The New CISO Podcast: Solving Security Puzzles - Exabeam

The New CISO Podcast: Solving Security Puzzles

December 06, 2022


Reading time
6 mins

In this episode of The New CISO Podcast, Steve Moore is joined by Kevin DeLange, VP and CISO of IGT. They discuss how Kevin’s love of problem solving led him to a career in cybersecurity. Serving in the U.S. Army was Kevin’s entry point into the world of security. After completing his service, Kevin earned a degree in Anthropology. “This was a discipline that really allowed me to define a paradigm and solve an issue,” says Kevin. “That’s what security’s all about. You’re faced with a puzzle and you have to solve that puzzle.” 

In this article:

Job qualifications include more than what’s on a resume

Although now there are college degrees in the information security field, Kevin recognizes that there is no substitute for real-life experience. Among the traits that Kevin looks for when hiring a security professional are soft skills: “If I find somebody who is self-motivated, driven, really wants to solve problems, and can communicate effectively, to me that’s the most important.” 

Speak to senior management in their language

Steve asks Kevin the best ways to present a problem in the workplace and how to stand out to senior management. Kevin mentions the two components of the job: the business side and the technical side. He stresses the importance of speaking to your audience in a manner they can understand, saying, “You need to present a problem or resolution to them in business terms that they can clearly understand, whether that’s money or a percentage; you need some sort of KPI that they can relate to. If you can’t speak in simple terms like that, you’re never going to get your message across, get funding, or get support because nobody knows what you’re talking about.” 

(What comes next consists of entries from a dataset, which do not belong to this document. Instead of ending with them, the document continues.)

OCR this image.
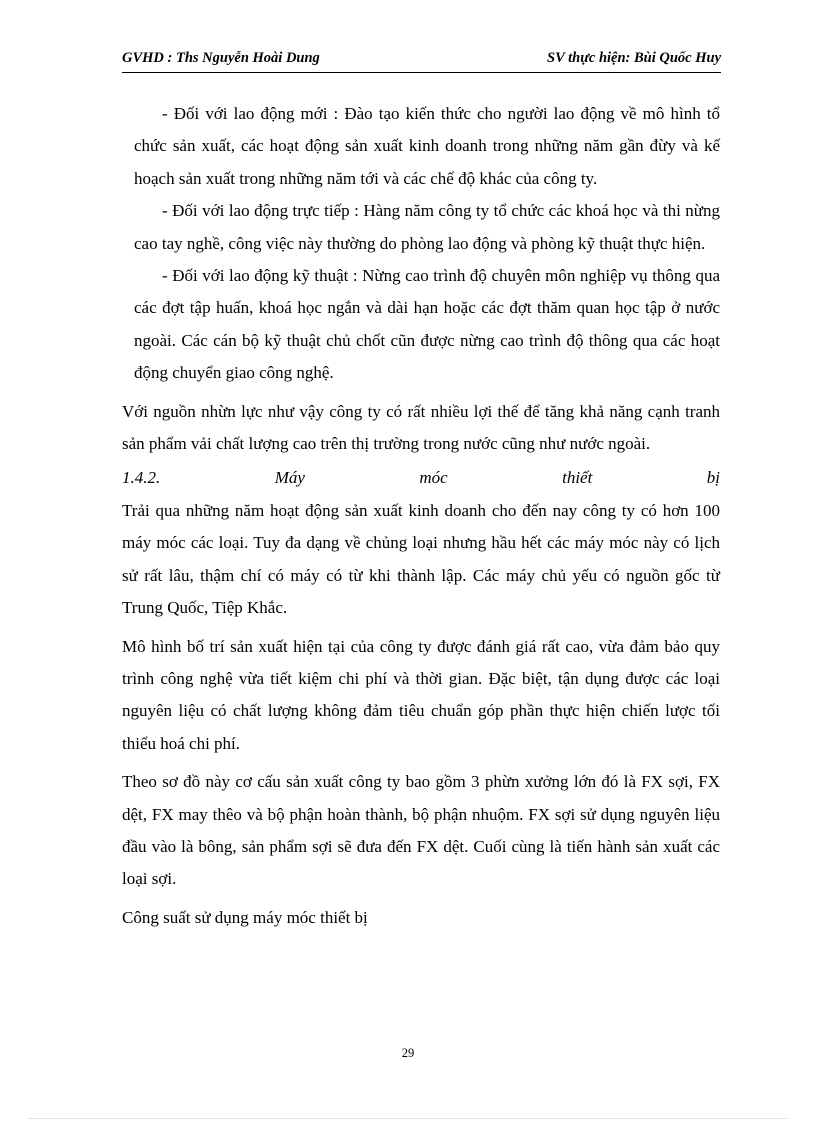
GVHD : Ths Nguyễn Hoài Dung	SV thực hiện: Bùi Quốc Huy

- Đối với lao động mới : Đào tạo kiến thức cho người lao động về mô hình tổ chức sản xuất, các hoạt động sản xuất kinh doanh trong những năm gần đừy và kế hoạch sản xuất trong những năm tới và các chế độ khác của công ty.

- Đối với lao động trực tiếp : Hàng năm công ty tổ chức các khoá học và thi nừng cao tay nghề, công việc này thường do phòng lao động và phòng kỹ thuật thực hiện.

- Đối với lao động kỹ thuật : Nừng cao trình độ chuyên môn nghiệp vụ thông qua các đợt tập huấn, khoá học ngắn và dài hạn hoặc các đợt thăm quan học tập ở nước ngoài. Các cán bộ kỹ thuật chủ chốt cũn được nừng cao trình độ thông qua các hoạt động chuyển giao công nghệ.

Với nguồn nhừn lực như vậy công ty có rất nhiều lợi thế để tăng khả năng cạnh tranh sản phẩm vải chất lượng cao trên thị trường trong nước cũng như nước ngoài.

1.4.2.	Máy	móc	thiết	bị

Trải qua những năm hoạt động sản xuất kinh doanh cho đến nay công ty có hơn 100 máy móc các loại. Tuy đa dạng về chủng loại nhưng hầu hết các máy móc này có lịch sử rất lâu, thậm chí có máy có từ khi thành lập. Các máy chủ yếu có nguồn gốc từ Trung Quốc, Tiệp Khắc.

Mô hình bố trí sản xuất hiện tại của công ty được đánh giá rất cao, vừa đảm bảo quy trình công nghệ vừa tiết kiệm chi phí và thời gian. Đặc biệt, tận dụng được các loại nguyên liệu có chất lượng không đảm tiêu chuẩn góp phần thực hiện chiến lược tối thiểu hoá chi phí.

Theo sơ đồ này cơ cấu sản xuất công ty bao gồm 3 phừn xưởng lớn đó là FX sợi, FX dệt, FX may thêo và bộ phận hoàn thành, bộ phận nhuộm. FX sợi sử dụng nguyên liệu đầu vào là bông, sản phẩm sợi sẽ đưa đến FX dệt. Cuối cùng là tiến hành sản xuất các loại sợi.

Công suất sử dụng máy móc thiết bị

29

Relationship building is essential to success

It’s also essential to ensure you have advocates to support you, which comes from building relationships, Kevin says. He advises, “Gather relationships throughout the years. It’s important when you’re new to the business that you find somebody that is generally interested in what you do. Then, you nurture that relationship so that they will act as somebody up the food chain to give you support.” 

Kevin discusses how new employees can build these relationships. “You have to search out these people,” he says. “You look for people who have good relationships at a higher level. You have to take the initiative and you have to put the value proposition in front of them of why it would be good to have a good relationship with them. You have to put in the effort or you’re not going to be successful.”

Why Kevin chose to work in information security

Balancing three full-time jobs, Kevin eventually had to choose what he wanted to pursue. Ultimately, he decided on information security because he found it exciting and was well-equipped for its problem-solving component. “When I was asked to make the decision, I found information security to be far more of an interesting proposition,” Kevin remembers. “I had no idea at the time about the volatility of the profession and how quickly things change. Although I couldn’t foresee the magnitude of it, I could foresee the challenge, and that’s something I wanted to do. Information security oftentimes presents problems that you had not experienced before and don’t know how to solve. There’s not a manual for it.”

Simplify problems when communicating to senior management

The most challenging thing for Kevin is to simplify the problem before trying to solve it, though that is what he strives to do most. Kevin laments that it’s “difficult to prove a negative,” but the more he condenses what he’s communicating to senior management, the more he can get the support he needs. Kevin says, “I can’t go to the CFO and say, ‘That $5 million you gave me really worked out well because you don’t see any bad things happening.’ If you can, simplify that paradigm and say, ‘We have done all of these audits, we’ve done all these assessments, we’ve communicated, and we’ve managed to successfully avoid anything catastrophic.’” 

Know when to let things fail 

You cannot oversee your own work as a CISO, so it’s critical to pass that duty to someone on your security team. Since you cannot do it all, it’s sometimes better to let things fail to move forward. Kevin mentions, “We all have our job to do. You absolutely cannot do everything as we just said. You can’t be the one assessing whether you’re doing your job. So if you don’t pass that off to other teams, then I don’t see how you can be successful in information security, because you need to keep that discipline oversight function. You can set up policies, guidelines, standards, whatever you have, but if somebody else isn’t doing the groundwork and you are not assessing how well the controls are working, then you’re doomed to failure because there is no way to objectively look at that.” 

Understand the hiring company’s definition of the security leadership role

Steve asks Kevin what his red flags are for people applying for security leadership positions. Kevin provides his main criteria, which is paying attention to the hiring company’s definition of a CISO. “​​You really have to define your perimeter and you have to understand what you will and will not do,” he explains. “So what I’ll do with business continuity may be totally different than what I’ll do in patching, and what I do in patching may be totally different than what I’ll do in incident response. If you don’t understand your perimeter for all of those areas, then you’re going to end up owning things that you really shouldn’t be owning. You have to understand what the hiring company is defining as a CISO.”